In their editorial, Dr. Lopalco and Dr. Sprenger cited a 10-year old study from France’s public health agency suggesting that a significant minority of French family doctors were not, in fact, strongly supportive of MMR vaccinations; this message, they surmised, may have rubbed off in recent years. However, they also cited a more recent U.K. study in which clinicians who delivered pro-vaccination messages too stridently were questioned by patients about their motives (BMC Public Health 2007;7:42), suggesting that the problem was more complex.

Mr. Butler said that clinicians aren’t always natural communicators and that fast improvement on this front will be essential to meeting vaccination coverage goals.

"For the most part, it’s not about providers being convinced," he said. "It’s about how to better package the message." Often, clinicians and other health care workers find themselves too busy, he said, to engage in the type of dialogue that is needed to increase uptake among the 5%-20% of people reluctant to vaccinate.

Clinicians "can put things in technical terms expertly, and can sit in workshops and tell you every last thing about the safety of the MMR vaccines," Mr. Butler said, but something may not be translating in the clinic.

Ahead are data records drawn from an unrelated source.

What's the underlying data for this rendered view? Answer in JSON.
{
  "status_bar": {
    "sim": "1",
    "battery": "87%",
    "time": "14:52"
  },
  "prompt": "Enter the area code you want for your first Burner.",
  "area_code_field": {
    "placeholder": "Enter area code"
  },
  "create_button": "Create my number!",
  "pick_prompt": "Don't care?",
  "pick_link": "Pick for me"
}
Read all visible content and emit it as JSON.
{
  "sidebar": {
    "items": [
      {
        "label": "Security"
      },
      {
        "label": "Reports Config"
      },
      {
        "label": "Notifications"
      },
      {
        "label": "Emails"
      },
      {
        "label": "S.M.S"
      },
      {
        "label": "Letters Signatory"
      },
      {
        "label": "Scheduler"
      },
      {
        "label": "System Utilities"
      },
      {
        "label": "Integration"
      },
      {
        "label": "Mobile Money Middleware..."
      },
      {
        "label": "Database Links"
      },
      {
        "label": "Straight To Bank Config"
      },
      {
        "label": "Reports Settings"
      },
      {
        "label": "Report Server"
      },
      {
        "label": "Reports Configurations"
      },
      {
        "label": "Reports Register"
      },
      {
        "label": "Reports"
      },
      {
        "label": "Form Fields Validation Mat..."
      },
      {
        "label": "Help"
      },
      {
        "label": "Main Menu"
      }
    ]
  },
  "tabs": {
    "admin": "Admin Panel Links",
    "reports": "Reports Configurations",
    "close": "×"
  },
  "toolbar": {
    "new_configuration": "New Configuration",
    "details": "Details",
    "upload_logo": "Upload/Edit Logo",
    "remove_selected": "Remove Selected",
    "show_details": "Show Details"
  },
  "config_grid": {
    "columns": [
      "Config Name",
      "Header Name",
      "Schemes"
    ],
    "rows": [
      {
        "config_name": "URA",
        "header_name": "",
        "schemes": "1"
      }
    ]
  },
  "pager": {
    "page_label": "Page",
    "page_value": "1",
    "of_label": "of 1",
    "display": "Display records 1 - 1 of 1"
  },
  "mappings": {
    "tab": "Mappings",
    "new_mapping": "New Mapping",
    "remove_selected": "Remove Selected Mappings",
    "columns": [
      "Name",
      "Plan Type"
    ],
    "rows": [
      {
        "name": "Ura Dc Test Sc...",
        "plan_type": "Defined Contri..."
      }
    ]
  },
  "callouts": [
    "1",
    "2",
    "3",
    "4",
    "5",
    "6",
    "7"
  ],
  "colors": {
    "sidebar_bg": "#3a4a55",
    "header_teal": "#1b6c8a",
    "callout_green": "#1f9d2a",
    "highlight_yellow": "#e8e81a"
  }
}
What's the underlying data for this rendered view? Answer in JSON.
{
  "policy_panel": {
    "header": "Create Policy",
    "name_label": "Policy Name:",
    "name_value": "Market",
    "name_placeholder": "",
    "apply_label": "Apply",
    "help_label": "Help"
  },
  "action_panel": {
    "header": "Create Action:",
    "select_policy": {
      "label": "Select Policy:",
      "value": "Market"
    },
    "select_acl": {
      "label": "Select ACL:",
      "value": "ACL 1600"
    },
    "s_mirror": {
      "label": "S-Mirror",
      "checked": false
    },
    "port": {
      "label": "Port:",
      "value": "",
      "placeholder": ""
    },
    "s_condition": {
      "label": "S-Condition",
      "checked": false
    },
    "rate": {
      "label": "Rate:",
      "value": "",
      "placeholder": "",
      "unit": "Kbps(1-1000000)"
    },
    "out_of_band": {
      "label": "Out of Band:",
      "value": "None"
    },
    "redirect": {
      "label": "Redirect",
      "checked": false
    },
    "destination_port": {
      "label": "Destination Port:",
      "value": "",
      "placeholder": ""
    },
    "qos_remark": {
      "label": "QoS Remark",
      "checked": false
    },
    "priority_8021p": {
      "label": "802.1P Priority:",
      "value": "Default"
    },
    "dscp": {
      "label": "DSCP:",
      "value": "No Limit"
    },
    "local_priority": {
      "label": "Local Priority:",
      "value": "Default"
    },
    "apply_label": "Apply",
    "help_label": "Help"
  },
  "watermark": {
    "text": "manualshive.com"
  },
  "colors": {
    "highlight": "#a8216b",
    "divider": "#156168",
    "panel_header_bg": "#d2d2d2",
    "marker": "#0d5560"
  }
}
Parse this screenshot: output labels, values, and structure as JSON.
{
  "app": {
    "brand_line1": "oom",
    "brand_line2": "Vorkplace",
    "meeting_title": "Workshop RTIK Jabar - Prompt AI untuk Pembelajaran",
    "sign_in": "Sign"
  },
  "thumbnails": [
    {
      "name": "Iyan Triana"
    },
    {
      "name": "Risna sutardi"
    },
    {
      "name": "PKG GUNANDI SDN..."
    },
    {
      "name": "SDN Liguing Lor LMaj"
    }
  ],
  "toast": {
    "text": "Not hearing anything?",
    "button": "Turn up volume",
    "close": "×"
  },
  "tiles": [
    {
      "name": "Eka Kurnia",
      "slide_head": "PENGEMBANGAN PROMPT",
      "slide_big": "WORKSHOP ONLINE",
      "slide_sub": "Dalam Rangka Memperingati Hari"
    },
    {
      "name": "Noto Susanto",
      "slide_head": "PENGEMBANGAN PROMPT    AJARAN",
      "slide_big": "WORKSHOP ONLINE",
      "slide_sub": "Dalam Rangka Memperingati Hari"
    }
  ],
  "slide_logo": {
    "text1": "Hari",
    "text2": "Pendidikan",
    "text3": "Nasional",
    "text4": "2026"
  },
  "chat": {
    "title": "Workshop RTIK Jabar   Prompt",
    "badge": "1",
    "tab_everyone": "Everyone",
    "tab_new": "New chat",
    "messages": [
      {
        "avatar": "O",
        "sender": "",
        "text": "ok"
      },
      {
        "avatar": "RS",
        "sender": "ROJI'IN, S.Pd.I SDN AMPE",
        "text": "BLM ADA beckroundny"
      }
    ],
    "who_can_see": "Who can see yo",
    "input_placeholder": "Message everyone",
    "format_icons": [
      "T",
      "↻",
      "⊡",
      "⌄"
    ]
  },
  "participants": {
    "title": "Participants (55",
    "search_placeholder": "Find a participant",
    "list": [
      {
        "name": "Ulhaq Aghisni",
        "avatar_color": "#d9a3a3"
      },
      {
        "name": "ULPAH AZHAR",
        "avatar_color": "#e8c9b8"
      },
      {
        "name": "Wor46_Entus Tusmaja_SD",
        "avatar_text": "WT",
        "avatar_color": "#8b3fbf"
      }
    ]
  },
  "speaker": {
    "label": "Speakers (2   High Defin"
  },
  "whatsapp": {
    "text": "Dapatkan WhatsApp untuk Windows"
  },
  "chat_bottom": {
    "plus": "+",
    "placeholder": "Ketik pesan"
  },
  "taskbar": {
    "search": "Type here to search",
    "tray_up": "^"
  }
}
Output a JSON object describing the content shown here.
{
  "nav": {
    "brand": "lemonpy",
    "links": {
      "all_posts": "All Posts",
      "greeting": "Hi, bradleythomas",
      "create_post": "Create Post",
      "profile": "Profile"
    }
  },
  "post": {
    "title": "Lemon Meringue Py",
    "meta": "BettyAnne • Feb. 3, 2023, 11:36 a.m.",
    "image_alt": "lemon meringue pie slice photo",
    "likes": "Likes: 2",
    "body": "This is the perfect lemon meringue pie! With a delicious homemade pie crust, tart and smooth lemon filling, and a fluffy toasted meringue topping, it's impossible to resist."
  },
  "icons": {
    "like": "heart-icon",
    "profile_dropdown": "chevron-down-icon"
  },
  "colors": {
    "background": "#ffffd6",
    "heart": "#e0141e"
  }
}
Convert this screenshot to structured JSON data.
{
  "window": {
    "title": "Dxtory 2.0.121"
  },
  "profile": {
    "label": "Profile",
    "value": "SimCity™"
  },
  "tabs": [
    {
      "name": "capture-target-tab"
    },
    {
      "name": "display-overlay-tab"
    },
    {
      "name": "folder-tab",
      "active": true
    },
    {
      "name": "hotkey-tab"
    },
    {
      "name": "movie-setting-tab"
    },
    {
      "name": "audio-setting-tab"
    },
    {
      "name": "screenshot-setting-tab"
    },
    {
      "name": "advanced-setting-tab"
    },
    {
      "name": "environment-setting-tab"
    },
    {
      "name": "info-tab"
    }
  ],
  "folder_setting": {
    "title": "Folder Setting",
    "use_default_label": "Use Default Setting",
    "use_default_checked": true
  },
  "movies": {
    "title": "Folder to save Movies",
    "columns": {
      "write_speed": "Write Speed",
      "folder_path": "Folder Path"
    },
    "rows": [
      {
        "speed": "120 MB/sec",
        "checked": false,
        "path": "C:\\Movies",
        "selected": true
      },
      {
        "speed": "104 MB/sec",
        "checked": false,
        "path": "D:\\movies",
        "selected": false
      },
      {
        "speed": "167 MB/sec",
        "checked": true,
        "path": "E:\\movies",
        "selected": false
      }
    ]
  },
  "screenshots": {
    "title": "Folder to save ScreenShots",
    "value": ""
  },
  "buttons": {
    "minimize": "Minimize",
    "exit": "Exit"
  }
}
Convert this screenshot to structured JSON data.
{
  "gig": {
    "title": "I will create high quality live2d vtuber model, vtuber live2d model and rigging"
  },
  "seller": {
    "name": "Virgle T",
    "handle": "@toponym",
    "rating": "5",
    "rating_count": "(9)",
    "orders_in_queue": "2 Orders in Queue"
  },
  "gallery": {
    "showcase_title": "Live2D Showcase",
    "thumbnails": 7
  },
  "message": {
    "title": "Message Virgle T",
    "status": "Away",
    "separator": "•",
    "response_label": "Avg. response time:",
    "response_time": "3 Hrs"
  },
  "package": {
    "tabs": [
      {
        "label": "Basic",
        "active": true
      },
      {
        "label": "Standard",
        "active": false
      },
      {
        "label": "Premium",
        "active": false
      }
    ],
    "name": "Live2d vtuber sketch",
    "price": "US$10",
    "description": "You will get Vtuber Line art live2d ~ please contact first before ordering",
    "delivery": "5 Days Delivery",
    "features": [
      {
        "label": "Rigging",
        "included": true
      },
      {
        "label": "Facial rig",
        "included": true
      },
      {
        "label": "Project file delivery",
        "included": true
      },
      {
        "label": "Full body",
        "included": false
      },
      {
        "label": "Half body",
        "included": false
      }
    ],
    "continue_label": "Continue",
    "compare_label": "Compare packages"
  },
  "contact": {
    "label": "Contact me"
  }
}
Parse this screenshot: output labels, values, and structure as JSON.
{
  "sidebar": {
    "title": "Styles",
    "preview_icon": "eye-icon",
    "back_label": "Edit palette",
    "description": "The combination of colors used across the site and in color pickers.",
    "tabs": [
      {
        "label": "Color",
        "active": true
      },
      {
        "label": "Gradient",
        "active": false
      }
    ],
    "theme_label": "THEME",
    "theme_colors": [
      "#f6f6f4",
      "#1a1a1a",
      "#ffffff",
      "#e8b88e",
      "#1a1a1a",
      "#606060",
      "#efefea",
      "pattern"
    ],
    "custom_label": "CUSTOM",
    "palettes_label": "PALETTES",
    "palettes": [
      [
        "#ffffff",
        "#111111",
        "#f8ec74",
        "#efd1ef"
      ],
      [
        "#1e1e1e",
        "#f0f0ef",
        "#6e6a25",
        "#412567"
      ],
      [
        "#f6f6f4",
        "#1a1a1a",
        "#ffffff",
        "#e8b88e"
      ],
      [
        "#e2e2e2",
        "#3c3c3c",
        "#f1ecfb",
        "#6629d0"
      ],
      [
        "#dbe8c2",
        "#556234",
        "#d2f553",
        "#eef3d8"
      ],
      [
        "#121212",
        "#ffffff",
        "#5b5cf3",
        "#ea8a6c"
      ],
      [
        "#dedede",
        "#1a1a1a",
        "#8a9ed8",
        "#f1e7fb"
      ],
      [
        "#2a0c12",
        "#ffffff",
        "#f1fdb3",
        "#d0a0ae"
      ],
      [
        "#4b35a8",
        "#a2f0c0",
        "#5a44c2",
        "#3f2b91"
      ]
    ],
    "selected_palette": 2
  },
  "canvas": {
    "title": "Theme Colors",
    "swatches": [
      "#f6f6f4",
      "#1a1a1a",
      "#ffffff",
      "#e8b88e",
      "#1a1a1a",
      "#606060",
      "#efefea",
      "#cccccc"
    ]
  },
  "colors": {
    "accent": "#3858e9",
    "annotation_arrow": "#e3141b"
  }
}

Mr. Butler said that that WHO’s efforts to engage physicians are part of a revamping of its approach to MMR outreach that focuses less on broadly informing the general population and more on pinpointing areas where the message hasn’t penetrated. "We’ll never reach the goal of measles elimination with traditional information campaigns alone," he said.

One of WHO’s new communications strategies for MMR involves using the Internet and social media to identify physicians skeptical of MMR or who have trouble encouraging uptake, and to engage them, Mr. Butler said. "We’re bringing provider focus into the spotlight," he said. "But it’s crucial that we now act upon it, to be a voice for them, and to talk to them about their barriers and their concerns."

So far WHO’s new-media strategies have been aimed at English- and Russian-speaking communities. Mr. Butler also said that his WHO team, along with representatives from ECDC, is planning a mission to France this year, he said, to talk about novel communications strategies there for MMR, including clinician concerns.

"Editorials are good and well," Mr. Butler said. "But now we need their side of the story."